6. I have a “slipped disc” / I have put my back out.

As was explained in a previous section, in 85% of cases the specific cause for low back pain cannot be established. Furthermore abnormal findings on x-ray or MRI do not necessarily reflect the origin of the pain.

The lumbar discs are cushions between the vertebrae and assist in shock absorption and movement. It has an outer layer that is cartilage like and a softer jelly like centre. With ageing small cracks can develop in the cartilage and the soft centre can push through the outer layers. This can cause swelling and inflammation resulting in pain. The disc is adhered to the vertebrae and will not separate from the vertebrae even in severe injury such as car accidents. The disc can therefore not “slip” out – this is just a term used for swelling of the disc.
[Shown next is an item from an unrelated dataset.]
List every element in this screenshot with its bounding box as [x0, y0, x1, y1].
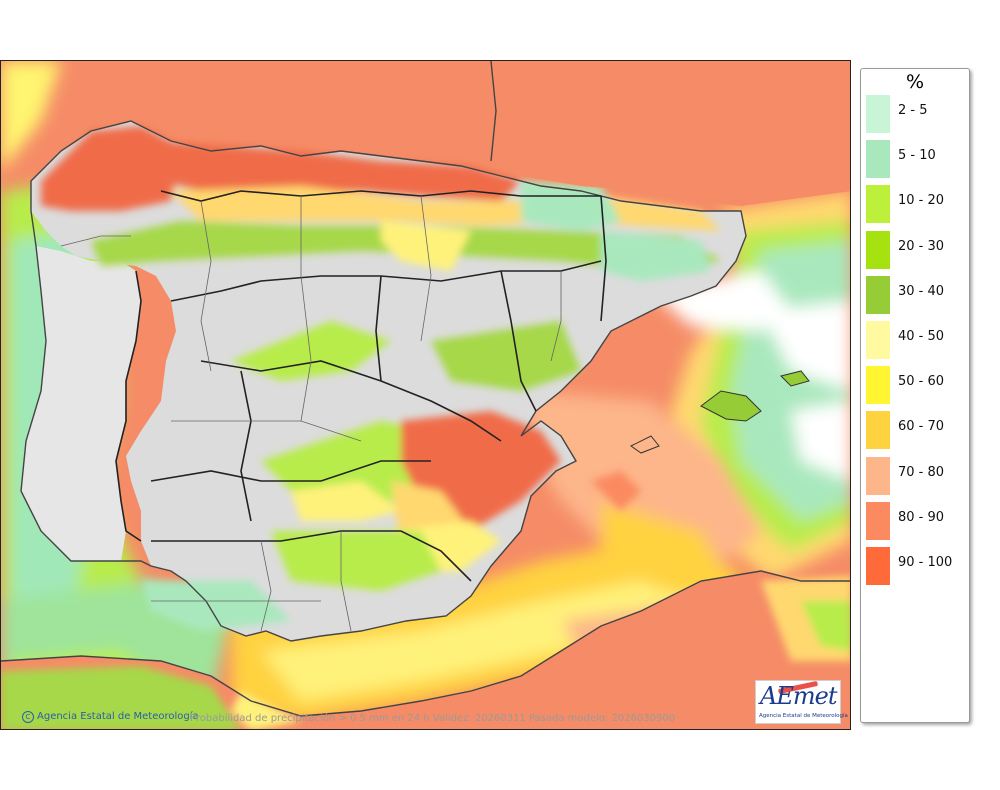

If the disc has a lot of cracks in the outer layer (often from prolonged sitting and bending) bending and turning especially under load can suddenly cause a lot of swelling and even pressure on the nerve. Fortunately this does not happen that often and in most cases the swelling and pain will resolve over the following six weeks. This is referred to as disc protrusion. On MRI it has been shown that these protrusions can be totally absorbed by the body leaving you with a slightly narrowed disc space on x-ray. It is important to remember that disc narrowing is as common amongst pain free individuals as in people with low back pain. The disc is adhered to vertebrae and the vertebrae fit snugly together.

The vertebrae of the back are like its building blocks. They fit tightly into each other like a jig-saw puzzle. The only way one vertebra can move on the other is when a fracture is present or in severe degeneration (people over the age of 60). The spine can appear out of line because of muscle spasm. This should return to normal once the pain is better.

If our backs crack when we move it in a certain way or stretch it, it does not mean that it has been put in place again. It is suspected that the crack is due to joint fluid being moved from one place in a joint to another. The joint fluid is under negative pressure and the crack is a result of it being forced from one side to another. There are a number of theories about why this can ease pain, unfortunately we don’t really understand the rationale behind this. Continuous “cracking” of the back is not advisable. The physiotherapist will give you exercises that will strengthen the weaker muscles and lengthen any shortened muscles. In this way your muscles will be able to give your back enough support with day to day activities and sport.

Key Messages:

  • Discs cannot slip out
  • Disc swelling or protrusion will normally be absorbed again by the body
  • The back cannot go “out”.
  • Exercises will strengthen the back so that the muscles provide enough support.